Lately, I can’t be very regular in my posts. I’m really sorry about that, especially since with the holidays coming up, I’m going to be leaving you very soon for 3 long weeks.

However, I have great recipes just waiting to be shared with you. But there, for the first time since the beginning of the blog, I can’t do it. To tell you the truth, I write my articles in the morning, finishing my coffee. It’s my favorite moment. Except that immediately, I have benefits to complete very quickly before precisely going on vacation. And that’s when the heat kicked in, forcing me to cook early. Once the recipes are cooked and the photos taken, I only dream of a cold drink, and I lack a little motivation to put myself in front of the computer. Add to that, the baccalaureate, the certificate, the results of the baccalaureate, registrations in new establishments, the search for accommodation… and always the heat wave. And in the middle of all that, there was also a great stay in the vineyards of Pediment and in Toulouse, which I’ll talk to you about very soon, and a few other odds and ends to finish, and a trip to prepare… I didn’t even have time to do the sales.
I hope next week will be quieter…

The recipe of the day is like what I can cook at the moment. Salad is my best friend when it goes above 30°C. I’ve noticed that over the years, I tend more and more to add fruit to my savory salads. I love that!
Strawberries, we don’t always think about them, but they go very well with arugula. A few shavings of parmesan, pine nuts, and you get an original salad rich in vitamins.

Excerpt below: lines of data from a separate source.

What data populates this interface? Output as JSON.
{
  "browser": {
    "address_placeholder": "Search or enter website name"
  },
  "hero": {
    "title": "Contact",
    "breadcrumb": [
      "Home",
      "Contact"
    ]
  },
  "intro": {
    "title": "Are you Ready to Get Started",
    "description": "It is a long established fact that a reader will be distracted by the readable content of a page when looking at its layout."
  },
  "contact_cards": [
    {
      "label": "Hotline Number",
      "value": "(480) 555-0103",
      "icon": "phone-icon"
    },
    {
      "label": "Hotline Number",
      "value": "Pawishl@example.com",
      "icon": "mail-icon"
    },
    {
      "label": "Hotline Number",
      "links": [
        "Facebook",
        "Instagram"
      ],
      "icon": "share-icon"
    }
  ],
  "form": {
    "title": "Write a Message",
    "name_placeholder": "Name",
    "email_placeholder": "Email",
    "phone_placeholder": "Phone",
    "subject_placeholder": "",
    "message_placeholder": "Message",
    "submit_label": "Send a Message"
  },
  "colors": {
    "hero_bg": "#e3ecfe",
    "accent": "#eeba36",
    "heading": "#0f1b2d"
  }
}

Summer salad with arugula and strawberries:

120g arugula
200g strawberries
50 g of parmesan
30g pine nuts
cider vinegar
olive oil
salt pepper

Fry the pine nuts in a pan for a few minutes to give them a nice color. Do not take your eyes off them, as they can burn very quickly.

Cut the parmesan into shavings.
Cut the strawberries.

All that remains is to prepare pretty plates.
Add a dash of vinegar and a drizzle of olive oil.
Season and enjoy.

You can add a few slices of dry ham and accompany with toasted bread and a good drizzle of olive oil.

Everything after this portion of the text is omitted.